Monday, January 18, 2010

Are we unconsciously putting roadblocks up when discussing race relations?

Today I left on my trek to becoming a successful financail advisor with Edward Jones. The plane took off at 11:30 a.m. and landed just before 2 p.m. Arizona time. The flight was a non-event even though we did hit a little turbulance upon landing in Arizona. Upon landing and getting my bag from baggage claim, I was introduced to the Arizona sunshine. Not really,I get a more unique experience with rain. According to our van driver we are witnessing a rare occurance as Arizona's yearly rain total is 7 inches.

On my flight I met a wonderful couple that are snowbirds and were on their way back after a short visit of relatives in Minnesota. In between conversations with the snowbirds I read my book. Blink: The Power of Thinking Without Thinking by Malcome Gladwell. While I was only able to get to chapter 4, I did learn something in the book. The power of the unconscience has on our decision making process.

The interesting part of the book that really got my attention thus far is the discussion around the Implicit Association Test (IAT). The IAT measures how our observations and word association factors into our quick decision making.

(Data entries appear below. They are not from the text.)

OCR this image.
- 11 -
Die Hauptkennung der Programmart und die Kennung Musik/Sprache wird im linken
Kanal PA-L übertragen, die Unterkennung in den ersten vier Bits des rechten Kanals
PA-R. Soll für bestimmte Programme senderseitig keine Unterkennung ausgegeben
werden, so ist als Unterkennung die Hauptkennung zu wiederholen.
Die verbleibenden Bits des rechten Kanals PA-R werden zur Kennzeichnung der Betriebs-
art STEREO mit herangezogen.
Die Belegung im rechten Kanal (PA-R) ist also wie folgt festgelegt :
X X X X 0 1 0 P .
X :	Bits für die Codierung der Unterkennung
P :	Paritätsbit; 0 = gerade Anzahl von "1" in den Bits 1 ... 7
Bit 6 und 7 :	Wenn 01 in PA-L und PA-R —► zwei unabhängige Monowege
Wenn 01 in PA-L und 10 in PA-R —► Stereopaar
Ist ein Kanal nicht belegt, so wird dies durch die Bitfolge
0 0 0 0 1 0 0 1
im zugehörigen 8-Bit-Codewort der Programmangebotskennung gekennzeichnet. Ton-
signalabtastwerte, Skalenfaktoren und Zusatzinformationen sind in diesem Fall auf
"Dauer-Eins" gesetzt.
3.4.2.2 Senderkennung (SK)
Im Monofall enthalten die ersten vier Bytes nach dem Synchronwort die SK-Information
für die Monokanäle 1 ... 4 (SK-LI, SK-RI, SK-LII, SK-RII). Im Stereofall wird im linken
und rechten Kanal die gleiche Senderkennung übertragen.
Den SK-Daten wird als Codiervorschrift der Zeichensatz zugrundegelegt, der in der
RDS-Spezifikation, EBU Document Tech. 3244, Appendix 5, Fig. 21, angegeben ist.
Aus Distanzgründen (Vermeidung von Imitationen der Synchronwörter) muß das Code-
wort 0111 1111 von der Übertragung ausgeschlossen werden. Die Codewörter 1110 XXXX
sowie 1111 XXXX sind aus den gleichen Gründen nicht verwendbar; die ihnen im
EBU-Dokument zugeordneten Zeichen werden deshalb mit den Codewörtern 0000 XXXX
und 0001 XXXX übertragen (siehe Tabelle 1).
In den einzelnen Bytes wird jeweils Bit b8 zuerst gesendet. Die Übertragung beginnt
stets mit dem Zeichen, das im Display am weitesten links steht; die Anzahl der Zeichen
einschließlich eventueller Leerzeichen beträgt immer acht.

One of the word associations in the book was with European American, bad, good, and African American. Per the book, it says that the IAT "measures our second level of attitude, our racial attitude on an unconcious level - the immedidate, automatic associations that rumble out before we've even had time to think" (p. 84-85).

I have been engaged in several converstations as of late in regards to race. I think the issue of race is more telling these days especially since the historic election of Barack Obama. I plan to take the Race IAT to see how I perform. You can to by going to www.implicit.harvard.edu. By looking at the results to word association, according to the book, may be the reason why race relations are the way they are.

Using the IAT is something I plan to incorporate into my daily routine to see how my views are changing or if I am making an unconcious discrimination.